A value associated to a policy $\pi$ is a map

$$\begin{align}V^\pi:S&\to\mathbb R\\s&\mapsto\mathbb E[R(s_0)+\gamma R(s_1)+\gamma^2R(s_2)+\cdots|s_0=s,\pi]\\&=R(s)+\gamma\sum_{s'\in S}P(s,\pi(s),s')V^\pi(s').\end{align}$$
The last expression above is called a Bellman equation.

A policy and its associated value are dual in the sense that one can be determined from the other.

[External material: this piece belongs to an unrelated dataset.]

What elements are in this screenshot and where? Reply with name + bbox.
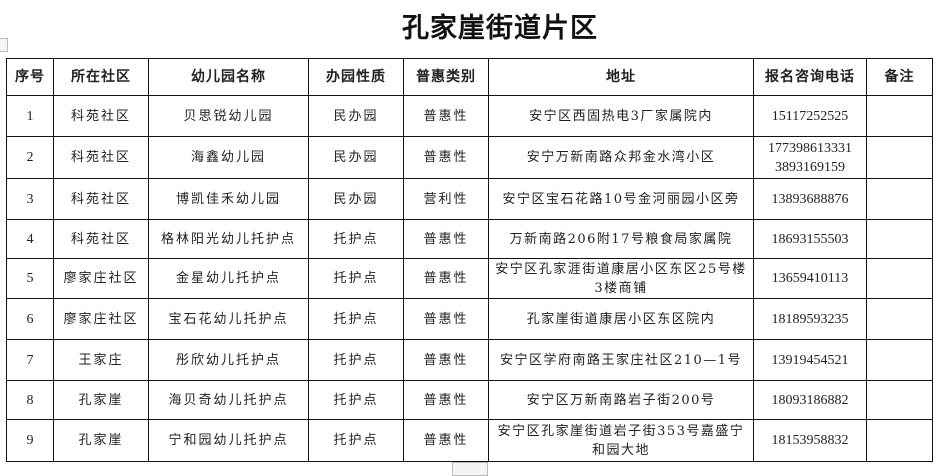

The optimal value is the map

$$\begin{align}V^*:S&\to\mathbb R\\s&\mapsto\max_\pi V^\pi(s)\\&=R(s)+\gamma\max_{a\in A}\sum_{s'\in S}P(s,a,s')V^*(s').\end{align}$$

The optimal policy is the map

$$\begin{align}\pi^*:S&\to A\\s&\mapsto\arg\max_{a\in A}\sum_{s'\in S}P(s,a,s')V^*(s').\end{align}$$

The following is the value iteration algorithm:

  1. Set $V(s)=0$ for all $s\in S$.
  2. For all $s\in S$, set $$V(s)=R(s)+\gamma\max_{a\in A}\sum_{s'\in S}P(s,a,s')V(s').$$
  3. Repeat step 2 until convergence.
Convergence is due to the fact that $V$ is a contraction mapping.

The following is the policy iteration algorithm:

  1. Initialize $\pi$ randomly.
  2. Set $V=V^\pi$.
  3. For all $s\in S$, set $$\pi(s)=\arg\max_{a\in A}\sum_{s'\in S}P(s,a,s')V(s').$$
  4. Repeat step 2 until convergence.